Nelson Mandela (84) zei: “Een supermacht, met een president die niet vooruit
kan zien en die niet goed kan nadenken, wil de wereld in een holocaust storten.” Hij zei: “Een
oorlog zal niet alleen vernietigend zijn voor Irak, maar voor het hele Midden-Oosten en voor
andere landen in de wereld.” Een woordvoerder voor president Thabo Mbeki zei dat de hogere
olieprijzen als gevolg van een oorlog in het Midden-Oosten Afrika zou veroordelen tot een
ernstige economische crisis.
Mandela beschuldigde de VS en Groot-Brittannië ervan het gezag van de
Verenigde Naties te ondermijnen. “Is dat omdat de huidige Secretaris-Generaal van de VN [de
Ghanees Kofi Annan] zwart is? Dit deden ze nooit toen de Secretarissen-Generaal blanken waren,”
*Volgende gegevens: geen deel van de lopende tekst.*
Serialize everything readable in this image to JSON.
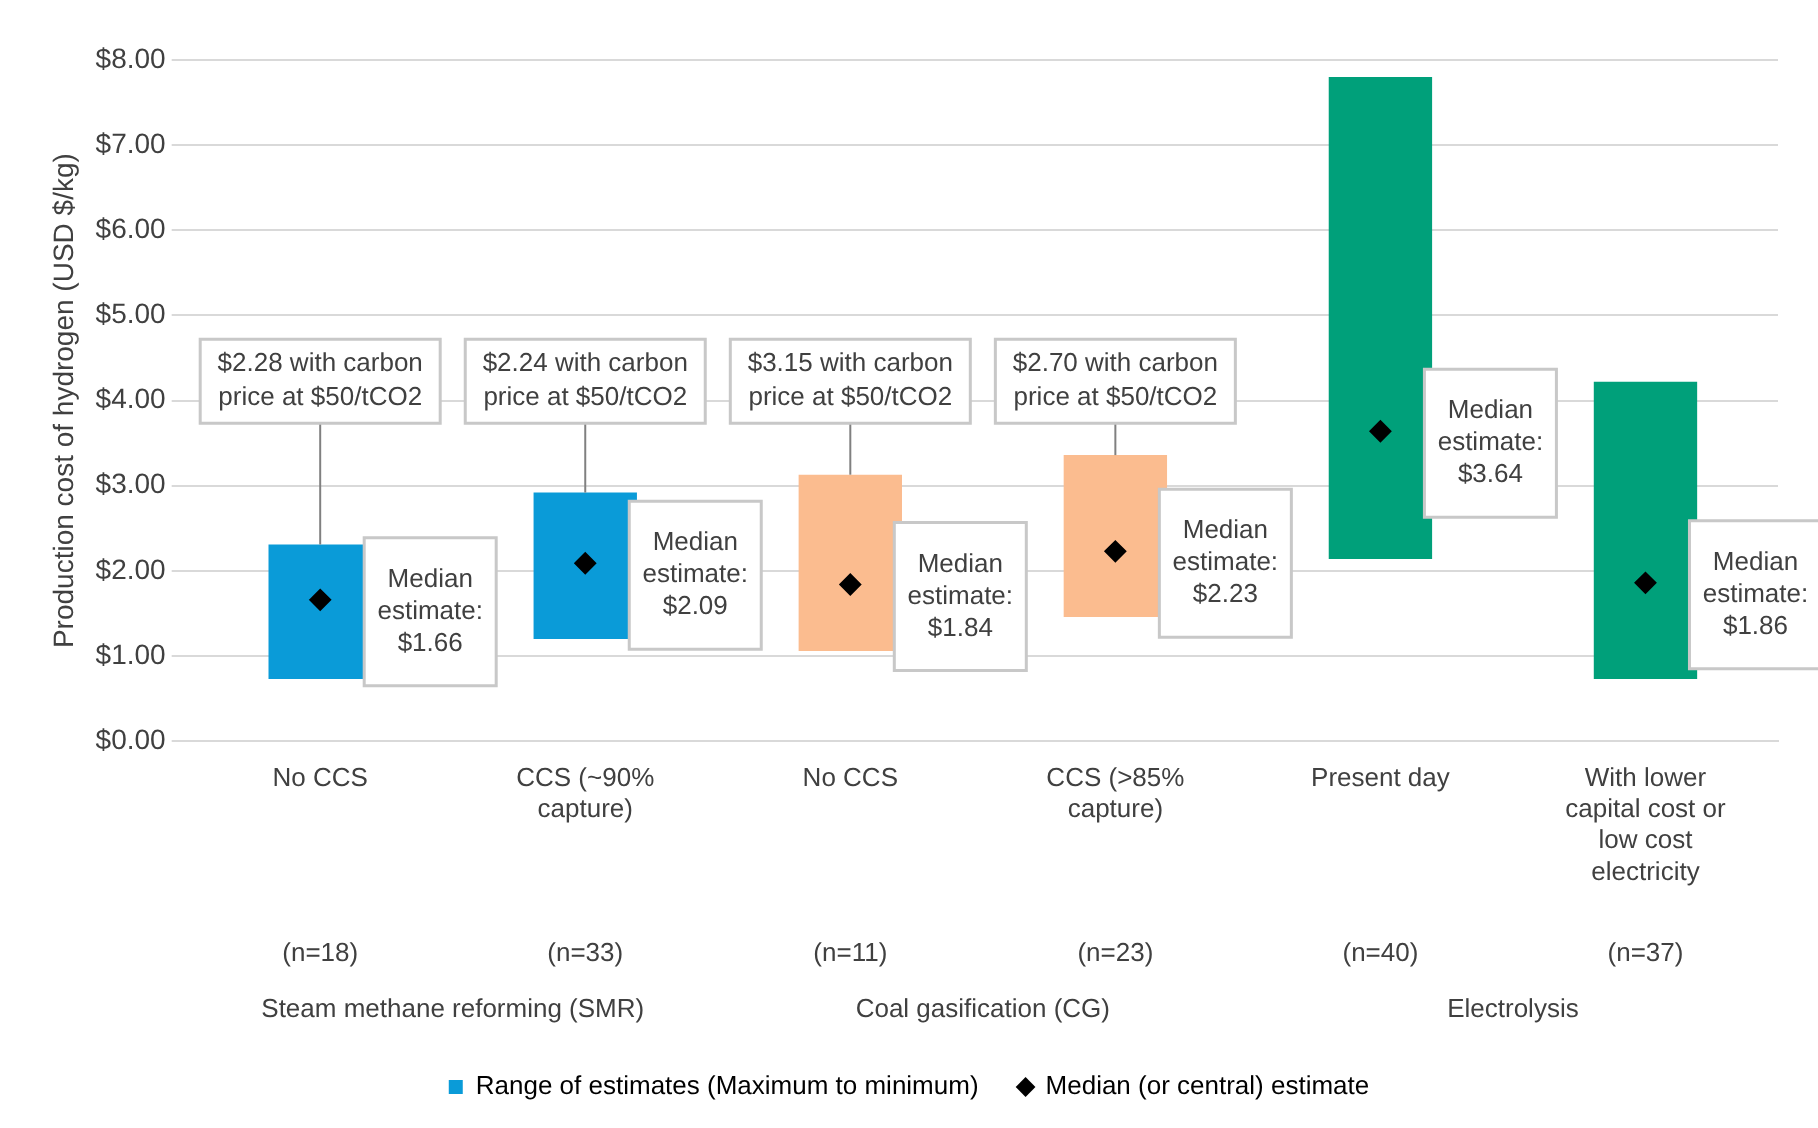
{
  "chart_data": {
    "type": "bar",
    "ylabel": "Production cost of hydrogen (USD $/kg)",
    "categories": [
      "No CCS",
      "CCS (~90% capture)",
      "No CCS",
      "CCS (>85% capture)",
      "Present day",
      "With lower capital cost or low cost electricity"
    ],
    "series": [
      {
        "name": "Range of estimates (Maximum to minimum)",
        "base": [
          0.73,
          1.2,
          1.06,
          1.46,
          2.14,
          0.73
        ],
        "color": "#0a9bd8",
        "colors": [
          "#0a9bd8",
          "#0a9bd8",
          "#fbbc8f",
          "#fbbc8f",
          "#00a07a",
          "#00a07a"
        ],
        "values": [
          1.58,
          1.72,
          2.07,
          1.9,
          5.66,
          3.49
        ]
      },
      {
        "name": "Median (or central) estimate",
        "type": "scatter",
        "color": "#000000",
        "values": [
          1.66,
          2.09,
          1.84,
          2.23,
          3.64,
          1.86
        ],
        "value_labels": [
          "Median estimate: $1.66",
          "Median estimate: $2.09",
          "Median estimate: $1.84",
          "Median estimate: $2.23",
          "Median estimate: $3.64",
          "Median estimate: $1.86"
        ]
      }
    ],
    "marker": "diamond",
    "ylim": [
      0,
      8
    ],
    "yticks": [
      {
        "value": 0,
        "label": "$0.00"
      },
      {
        "value": 1,
        "label": "$1.00"
      },
      {
        "value": 2,
        "label": "$2.00"
      },
      {
        "value": 3,
        "label": "$3.00"
      },
      {
        "value": 4,
        "label": "$4.00"
      },
      {
        "value": 5,
        "label": "$5.00"
      },
      {
        "value": 6,
        "label": "$6.00"
      },
      {
        "value": 7,
        "label": "$7.00"
      },
      {
        "value": 8,
        "label": "$8.00"
      }
    ],
    "grid": "y",
    "legend": "bottom",
    "annotations": [
      "(n=18)",
      "(n=33)",
      "(n=11)",
      "(n=23)",
      "(n=40)",
      "(n=37)",
      "Steam methane reforming (SMR)",
      "Coal gasification (CG)",
      "Electrolysis",
      {
        "text": "$2.28 with carbon price at $50/tCO2",
        "y": 2.31
      },
      {
        "text": "$2.24 with carbon price at $50/tCO2",
        "y": 2.92
      },
      {
        "text": "$3.15 with carbon price at $50/tCO2",
        "y": 3.13
      },
      {
        "text": "$2.70 with carbon price at $50/tCO2",
        "y": 3.36
      }
    ]
  }
}
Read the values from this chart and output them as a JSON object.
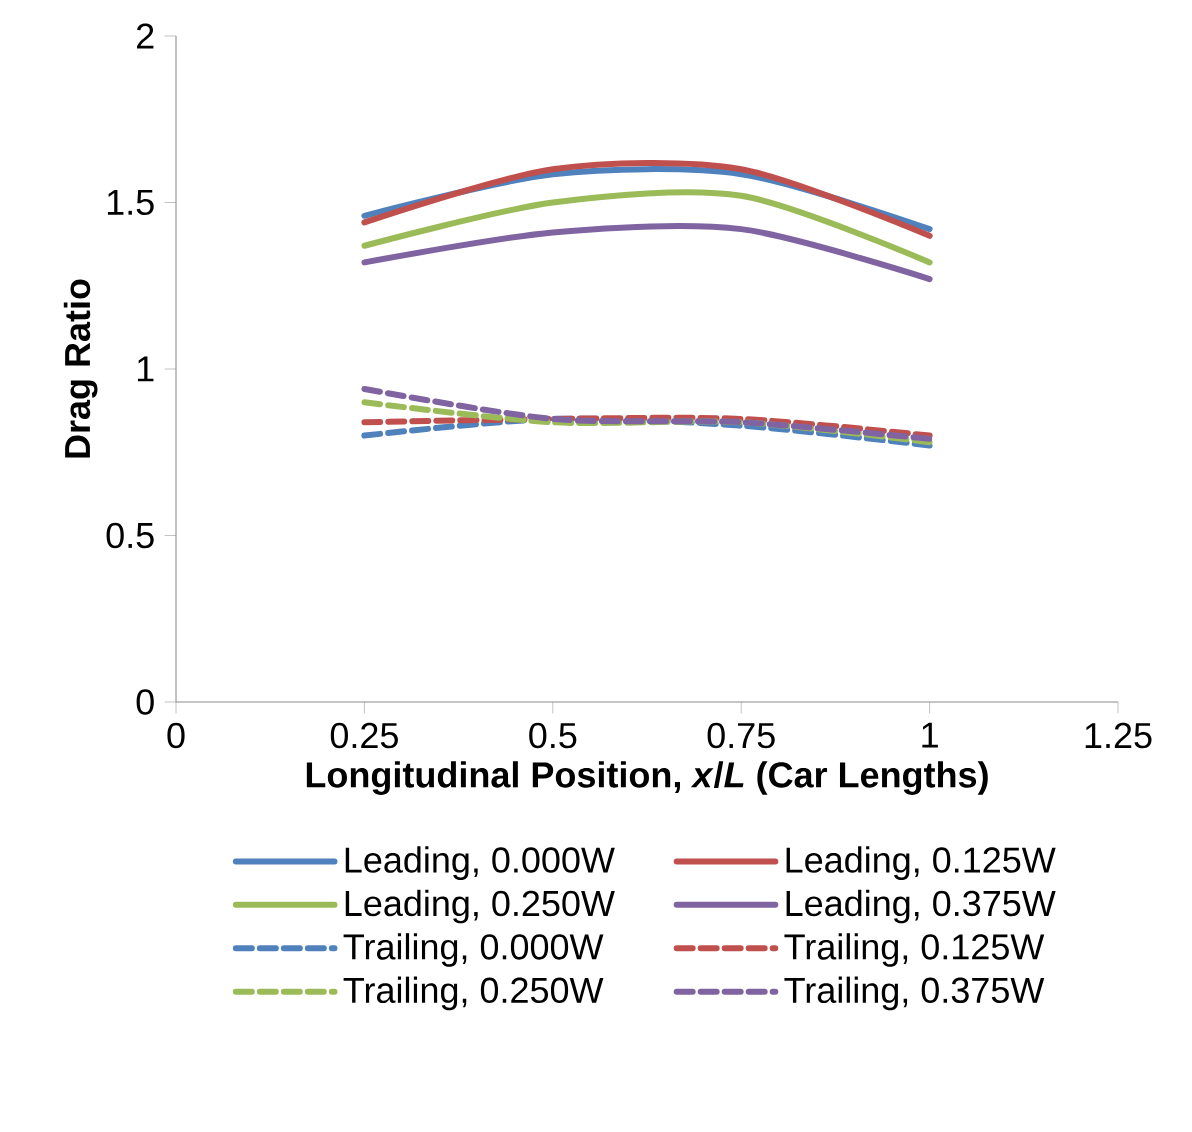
{
  "chart_data": {
    "type": "line",
    "xlabel": "Longitudinal Position, *x*/*L* (Car Lengths)",
    "ylabel": "Drag Ratio",
    "x": [
      0.25,
      0.5,
      0.75,
      1
    ],
    "series": [
      {
        "name": "Leading, 0.000W",
        "color": "#4f81bd",
        "line_style": "solid",
        "values": [
          1.46,
          1.585,
          1.585,
          1.42
        ]
      },
      {
        "name": "Leading, 0.125W",
        "color": "#c0504d",
        "line_style": "solid",
        "values": [
          1.44,
          1.6,
          1.6,
          1.4
        ]
      },
      {
        "name": "Leading, 0.250W",
        "color": "#9bbb59",
        "line_style": "solid",
        "values": [
          1.37,
          1.5,
          1.52,
          1.32
        ]
      },
      {
        "name": "Leading, 0.375W",
        "color": "#8064a2",
        "line_style": "solid",
        "values": [
          1.32,
          1.41,
          1.42,
          1.27
        ]
      },
      {
        "name": "Trailing, 0.000W",
        "color": "#4f81bd",
        "line_style": "dashed",
        "values": [
          0.8,
          0.85,
          0.83,
          0.77
        ]
      },
      {
        "name": "Trailing, 0.125W",
        "color": "#c0504d",
        "line_style": "dashed",
        "values": [
          0.84,
          0.85,
          0.85,
          0.8
        ]
      },
      {
        "name": "Trailing, 0.250W",
        "color": "#9bbb59",
        "line_style": "dashed",
        "values": [
          0.9,
          0.84,
          0.84,
          0.78
        ]
      },
      {
        "name": "Trailing, 0.375W",
        "color": "#8064a2",
        "line_style": "dashed",
        "values": [
          0.94,
          0.85,
          0.84,
          0.79
        ]
      }
    ],
    "xlim": [
      0,
      1.25
    ],
    "xticks": [
      0,
      0.25,
      0.5,
      0.75,
      1,
      1.25
    ],
    "ylim": [
      0,
      2
    ],
    "yticks": [
      0,
      0.5,
      1,
      1.5,
      2
    ],
    "grid": false,
    "legend": "bottom",
    "marker": "none"
  }
}
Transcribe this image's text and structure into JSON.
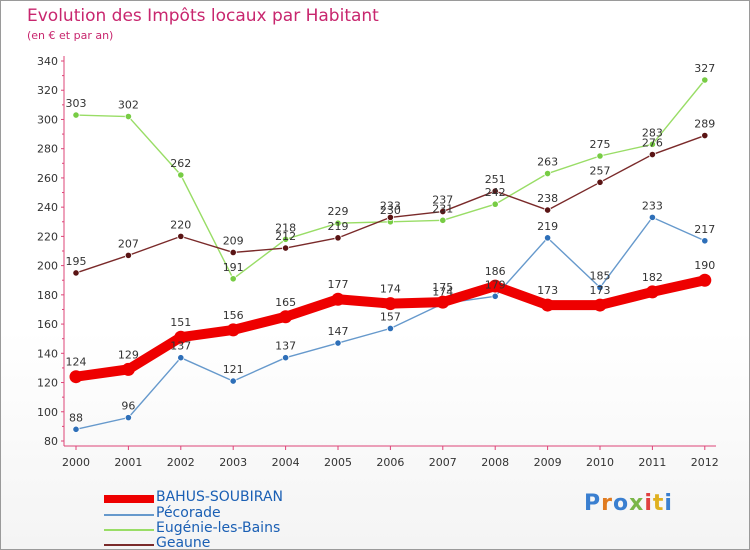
{
  "title": "Evolution des Impôts locaux par Habitant",
  "subtitle": "(en € et par an)",
  "brand": "Proxiti",
  "chart_data": {
    "type": "line",
    "title": "Evolution des Impôts locaux par Habitant",
    "subtitle": "(en € et par an)",
    "xlabel": "",
    "ylabel": "",
    "ylim": [
      80,
      340
    ],
    "ytick_step": 20,
    "grid": false,
    "legend_position": "bottom-left",
    "x": [
      "2000",
      "2001",
      "2002",
      "2003",
      "2004",
      "2005",
      "2006",
      "2007",
      "2008",
      "2009",
      "2010",
      "2011",
      "2012"
    ],
    "series": [
      {
        "name": "Pécorade",
        "color": "#6699cc",
        "marker_color": "#2e6fb8",
        "values": [
          88,
          96,
          137,
          121,
          137,
          147,
          157,
          174,
          179,
          219,
          185,
          233,
          217
        ]
      },
      {
        "name": "Eugénie-les-Bains",
        "color": "#99dd66",
        "marker_color": "#77cc44",
        "values": [
          303,
          302,
          262,
          191,
          218,
          229,
          230,
          231,
          242,
          263,
          275,
          283,
          327
        ]
      },
      {
        "name": "Geaune",
        "color": "#7a2a2a",
        "marker_color": "#5a1414",
        "values": [
          195,
          207,
          220,
          209,
          212,
          219,
          233,
          237,
          251,
          238,
          257,
          276,
          289
        ]
      },
      {
        "name": "BAHUS-SOUBIRAN",
        "color": "#ee0000",
        "marker_color": "#ee0000",
        "values": [
          124,
          129,
          151,
          156,
          165,
          177,
          174,
          175,
          186,
          173,
          173,
          182,
          190
        ],
        "thick": true
      }
    ]
  },
  "legend": [
    {
      "label": "BAHUS-SOUBIRAN",
      "color": "#ee0000",
      "thickness": "thick"
    },
    {
      "label": "Pécorade",
      "color": "#6699cc",
      "thickness": "thin"
    },
    {
      "label": "Eugénie-les-Bains",
      "color": "#99dd66",
      "thickness": "thin"
    },
    {
      "label": "Geaune",
      "color": "#7a2a2a",
      "thickness": "thin"
    }
  ]
}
zei hij. “Waarom gedragen de VS zich zo arrogant? Hun vriend Israël heeft ook
massavernietigingswapens, maar omdat het hun bondgenoot is vragen ze de VN niet om te zorgen dat
Israël die wegdoet.” “Het is ze gewoon om de olie te doen,” vervolgde Mandela. “We moeten dit zo
veel mogelijk bekend maken.”
(Bronnen: BBC News Online, The Mirror, GB)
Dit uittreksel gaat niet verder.